Решили: то было неправдой, все советское, баландой для скудных рабоче-крестьянских мозгов, пустыми лозунгами только, чтобы некормленые рты законопатить? Ну хорошо. А что взамен? Пусть каждый работает сам на себя и получает по приложенным усилиям? Он сам, Валерка, первым в эти акции поверил — что станет собственником своего завода вправду, не придатком живым к своей домне, а ее настоящим хозяином, отольется ему его пахота в прочное будущее, в полновесный достаток и ровную сытость. А на поверку вышло что? Какие там проценты жирные на эти акции его с каждой сменой набегают? Жизнь сокращается бесцельно — это только.
Будто бы кто закупорил в Валерке, как чугунную лаву в печи, просящуюся выйти, разгуляться кипящую немереную силу, которую в себе с младых ногтей он чуял, употребить ее способный с равной страстью на созидание и на слом, лишь бы какую точку приложения показали. Так что этой вот вести о московских варягах, норовящих подмять под себя комбинат, отупевший Валерка скорее обрадовался — как возможности вырваться из непродышной трясины; сразу жгуче прихватывало у него в животе от одной только мысли вот об этом нашествии, о какой-то неведомой искре, что возникнет, конечно, на контакте могутовских с пришлыми, хоть какая-то в этом обещалась ему новизна, совпадавшая с самой сильной мыслью, что порою в нем вспыхивала: «Поскорей бы хоть, что ли, война началась».
3
Ни разу в жизни он, Чугуев, не посчитал себя никчемным человеком.

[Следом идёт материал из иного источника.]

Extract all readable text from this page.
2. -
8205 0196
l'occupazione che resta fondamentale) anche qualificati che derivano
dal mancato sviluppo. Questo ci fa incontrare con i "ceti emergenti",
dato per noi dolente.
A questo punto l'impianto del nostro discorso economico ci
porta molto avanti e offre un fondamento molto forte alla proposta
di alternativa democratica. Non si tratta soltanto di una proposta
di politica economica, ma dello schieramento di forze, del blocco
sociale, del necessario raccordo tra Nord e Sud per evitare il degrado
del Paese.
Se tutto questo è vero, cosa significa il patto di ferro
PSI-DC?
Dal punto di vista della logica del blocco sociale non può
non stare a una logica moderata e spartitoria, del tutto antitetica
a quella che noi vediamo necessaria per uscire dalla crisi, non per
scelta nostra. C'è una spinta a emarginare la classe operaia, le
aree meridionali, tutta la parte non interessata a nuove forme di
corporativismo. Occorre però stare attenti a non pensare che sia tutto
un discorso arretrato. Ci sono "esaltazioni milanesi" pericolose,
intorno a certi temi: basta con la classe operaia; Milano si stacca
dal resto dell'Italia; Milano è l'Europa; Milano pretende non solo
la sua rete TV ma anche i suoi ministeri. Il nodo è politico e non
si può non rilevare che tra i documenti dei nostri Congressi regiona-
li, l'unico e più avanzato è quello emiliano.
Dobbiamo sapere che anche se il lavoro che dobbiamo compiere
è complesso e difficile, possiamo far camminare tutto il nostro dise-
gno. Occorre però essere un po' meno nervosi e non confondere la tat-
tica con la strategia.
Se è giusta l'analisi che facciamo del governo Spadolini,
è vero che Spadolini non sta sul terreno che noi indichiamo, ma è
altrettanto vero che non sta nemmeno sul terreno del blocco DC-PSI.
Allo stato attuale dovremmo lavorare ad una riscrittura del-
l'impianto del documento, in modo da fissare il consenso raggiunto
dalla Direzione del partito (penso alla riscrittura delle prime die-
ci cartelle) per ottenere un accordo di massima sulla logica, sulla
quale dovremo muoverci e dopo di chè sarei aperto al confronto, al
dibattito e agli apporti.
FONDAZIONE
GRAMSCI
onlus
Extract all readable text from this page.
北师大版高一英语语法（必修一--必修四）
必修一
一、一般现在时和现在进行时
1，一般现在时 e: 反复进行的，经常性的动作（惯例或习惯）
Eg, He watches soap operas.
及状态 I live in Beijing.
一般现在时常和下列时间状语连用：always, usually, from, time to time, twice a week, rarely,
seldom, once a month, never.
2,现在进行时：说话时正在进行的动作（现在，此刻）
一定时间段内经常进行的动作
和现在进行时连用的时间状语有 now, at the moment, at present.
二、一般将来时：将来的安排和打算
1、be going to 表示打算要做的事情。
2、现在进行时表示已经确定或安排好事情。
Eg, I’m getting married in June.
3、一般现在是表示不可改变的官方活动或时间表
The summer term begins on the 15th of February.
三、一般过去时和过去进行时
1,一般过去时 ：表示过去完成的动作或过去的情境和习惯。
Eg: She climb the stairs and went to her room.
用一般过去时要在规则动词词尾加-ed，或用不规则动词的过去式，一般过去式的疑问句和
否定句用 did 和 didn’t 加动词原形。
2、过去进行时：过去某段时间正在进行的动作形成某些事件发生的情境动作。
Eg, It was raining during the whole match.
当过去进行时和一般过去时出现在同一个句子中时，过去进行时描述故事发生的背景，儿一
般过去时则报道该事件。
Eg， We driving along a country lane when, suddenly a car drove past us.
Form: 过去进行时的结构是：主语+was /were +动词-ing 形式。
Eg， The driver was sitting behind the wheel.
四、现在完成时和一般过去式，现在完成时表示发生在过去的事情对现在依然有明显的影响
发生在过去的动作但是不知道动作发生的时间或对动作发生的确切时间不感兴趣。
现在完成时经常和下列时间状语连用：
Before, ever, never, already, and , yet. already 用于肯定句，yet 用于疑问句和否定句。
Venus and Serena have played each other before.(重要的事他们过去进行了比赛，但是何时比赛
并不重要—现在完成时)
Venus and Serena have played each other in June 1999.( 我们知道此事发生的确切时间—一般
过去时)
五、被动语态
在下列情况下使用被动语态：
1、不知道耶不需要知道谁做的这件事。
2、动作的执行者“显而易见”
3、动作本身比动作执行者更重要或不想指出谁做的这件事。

Жизнь его смысл имела, вложенную цель. Вот надо только добросовестно, всей личной силой вкладываться в порученное дело — и постепенно будешь родиной за то вознаграждаться. И главное, все так оно и выходило: отец его, Семен Антипович Чугуев, насельник промороженной землянки и барака, стал знатным доменщиком и хозяином белокирпичного четырехкомнатного дома с яблоневым садом и шестью сотками под огород на правом берегу Урала.
Страна и партия обожествили сталеваров. Для металлургов строили высотные микрорайоны, универмаги, детские сады, кинотеатры, стадионы, дворцы культуры, санатории на крымском побережье, снимали мерку для отливки идолов громадного размера и хоронили вместе с красными эмалевыми звездами на плывущих за гробом кумачовых подушках. И это продолжалось, было, не тускнея: Могутовский металлургический, имени Ленина, орденоносный комбинат ежеминутно, круглосуточно давал прирост стальных артерий и броневого панциря страны; каждая пятая газопроводная труба, каждый второй встающий на вооружение Т-90Б, бронеусиленный, каждый четвертый новый рельс на всем пространстве от Норильска до Чимкента плотью были от плоти всесветно знаменитого их ММК, так что восьмидесяти тысячам могутовских рабочих с первых шагов по заводской земле и до кончины ясно виделось: здесь — центр Родины, ось мира, и ни один советский колосок не будет убран и искусственный спутник Земли не уйдет в ледяное беспределье без них.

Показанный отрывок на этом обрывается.